On the face of it, success would appear to come easily to Jaxon, however his condition means he has had to overcome some significant and varied challenges.

“I can’t do up my shoelaces. It’s difficult for me to do the blocks myself because it’s hard to use my hands because I have cerebral palsy, but I’m getting better at it. Training is a bit hard sometimes, especially in the gym, because I can’t hold some of the weights, so Kerry (Hill) helps me by changing the exercises. Because I also have hypertonia (too much muscle tone), I can get a lot of pain in my hamstrings and my neck, so I have to go to physio or get regular massage.”

Yet his passion of the sport and perhaps even greater love of winning acts as a primary motivation and next up he will be competing in the 100m T38 at the Oceania Championships, where he has some big goals.

“I want to beat everyone! But seriously the goal is to break my New Zealand record again and to get as close 12 seconds as I can for 100m. I would love to beat my 200m NZ record, because at my fastest this season had a windspeed of 2.1m/s.”

In the longer-term he is targeting an appearance in the at the 2023 World Para Athletics Championships in Paris before hoping to return to the French capital for the Paralympic Games the following year.

Whatever the future will bring, however, Jaxon hope to act an inspiration to others with the same condition.

“My disabilities make things hard, but they don’t stop me achieving what I want to achieve. I met a girl who was 12 in Australia with similar conditions to me and she was really inspired after she saw me race, and that made me want to work even harder.”

Yet prouder than even Jaxon at his accomplishments is mum, Tash. Believing athletics has helped Jaxon in so many ways from developing his arm and muscle strength, aiding his co-ordination and help develop his social skills, she is fizzing at how the sport has transformed him.

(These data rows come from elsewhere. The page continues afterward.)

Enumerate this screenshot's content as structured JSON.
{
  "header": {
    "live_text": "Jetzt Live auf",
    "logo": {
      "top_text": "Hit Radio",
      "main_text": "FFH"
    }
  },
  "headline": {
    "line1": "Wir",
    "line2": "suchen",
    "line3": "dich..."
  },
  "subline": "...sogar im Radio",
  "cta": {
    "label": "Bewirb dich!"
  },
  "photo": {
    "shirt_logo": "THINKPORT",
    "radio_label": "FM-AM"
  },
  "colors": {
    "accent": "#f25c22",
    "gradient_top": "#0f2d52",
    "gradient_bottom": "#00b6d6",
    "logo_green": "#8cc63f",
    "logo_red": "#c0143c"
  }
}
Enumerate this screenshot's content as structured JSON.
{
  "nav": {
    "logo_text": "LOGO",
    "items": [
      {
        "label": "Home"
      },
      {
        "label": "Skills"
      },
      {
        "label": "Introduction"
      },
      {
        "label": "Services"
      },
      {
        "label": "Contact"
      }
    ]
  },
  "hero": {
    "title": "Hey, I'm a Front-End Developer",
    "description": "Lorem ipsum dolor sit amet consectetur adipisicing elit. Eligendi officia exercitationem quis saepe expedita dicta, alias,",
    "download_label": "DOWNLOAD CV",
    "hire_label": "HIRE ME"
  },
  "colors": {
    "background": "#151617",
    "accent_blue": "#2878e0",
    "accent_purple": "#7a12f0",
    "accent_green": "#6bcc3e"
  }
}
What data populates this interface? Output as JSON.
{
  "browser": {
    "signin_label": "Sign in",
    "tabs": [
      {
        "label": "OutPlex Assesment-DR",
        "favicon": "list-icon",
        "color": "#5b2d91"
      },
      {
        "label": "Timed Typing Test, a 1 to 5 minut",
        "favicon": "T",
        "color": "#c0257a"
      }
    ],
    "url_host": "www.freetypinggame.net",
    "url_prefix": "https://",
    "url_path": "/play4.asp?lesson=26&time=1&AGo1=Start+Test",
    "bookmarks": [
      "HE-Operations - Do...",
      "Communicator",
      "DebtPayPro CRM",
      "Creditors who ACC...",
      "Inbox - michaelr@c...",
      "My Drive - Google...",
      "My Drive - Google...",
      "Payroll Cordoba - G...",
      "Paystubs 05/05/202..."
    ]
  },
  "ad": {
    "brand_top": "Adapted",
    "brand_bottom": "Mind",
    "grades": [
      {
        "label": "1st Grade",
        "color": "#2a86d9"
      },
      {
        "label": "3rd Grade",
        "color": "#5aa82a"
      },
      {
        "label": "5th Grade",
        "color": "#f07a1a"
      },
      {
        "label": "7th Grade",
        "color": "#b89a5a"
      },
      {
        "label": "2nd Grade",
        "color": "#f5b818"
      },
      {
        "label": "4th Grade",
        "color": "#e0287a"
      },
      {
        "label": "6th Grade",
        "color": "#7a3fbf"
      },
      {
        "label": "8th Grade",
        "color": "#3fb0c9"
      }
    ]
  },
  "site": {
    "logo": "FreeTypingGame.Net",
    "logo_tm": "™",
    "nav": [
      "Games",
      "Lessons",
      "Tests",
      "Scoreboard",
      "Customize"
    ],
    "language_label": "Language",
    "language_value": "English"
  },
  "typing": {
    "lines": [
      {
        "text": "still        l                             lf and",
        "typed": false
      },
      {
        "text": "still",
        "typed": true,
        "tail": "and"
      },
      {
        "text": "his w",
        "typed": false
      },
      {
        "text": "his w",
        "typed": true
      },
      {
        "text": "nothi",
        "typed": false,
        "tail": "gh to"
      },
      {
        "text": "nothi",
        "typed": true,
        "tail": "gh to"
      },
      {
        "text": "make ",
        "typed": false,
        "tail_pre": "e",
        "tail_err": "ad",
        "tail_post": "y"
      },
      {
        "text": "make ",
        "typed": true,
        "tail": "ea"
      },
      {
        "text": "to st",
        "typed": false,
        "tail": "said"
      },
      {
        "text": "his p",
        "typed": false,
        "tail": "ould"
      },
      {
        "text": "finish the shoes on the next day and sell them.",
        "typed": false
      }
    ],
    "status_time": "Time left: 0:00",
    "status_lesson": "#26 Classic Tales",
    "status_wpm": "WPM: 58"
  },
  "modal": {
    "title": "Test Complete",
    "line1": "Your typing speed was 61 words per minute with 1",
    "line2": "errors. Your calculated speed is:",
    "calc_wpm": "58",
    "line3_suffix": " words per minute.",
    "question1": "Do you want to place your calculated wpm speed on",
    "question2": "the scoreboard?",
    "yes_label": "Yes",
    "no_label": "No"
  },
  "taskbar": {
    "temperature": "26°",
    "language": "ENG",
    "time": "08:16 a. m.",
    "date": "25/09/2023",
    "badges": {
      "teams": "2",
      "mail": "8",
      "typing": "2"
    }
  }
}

“I am so proud of his achievements both on and off the track. His success has been incredible, and I feel that every child, able-bodied or with a disability should have the chance to experience success in some aspect of their life. I think for him, this is just the beginning, he has come a long way very quickly, but it’s going to take a lot more work for him to carry on and achieve his goals. The thing I’m most proud of it his attitude, he is so determined and strong willed that I know he will go far with his athletics. Myself and his family will all support him every step of the way.”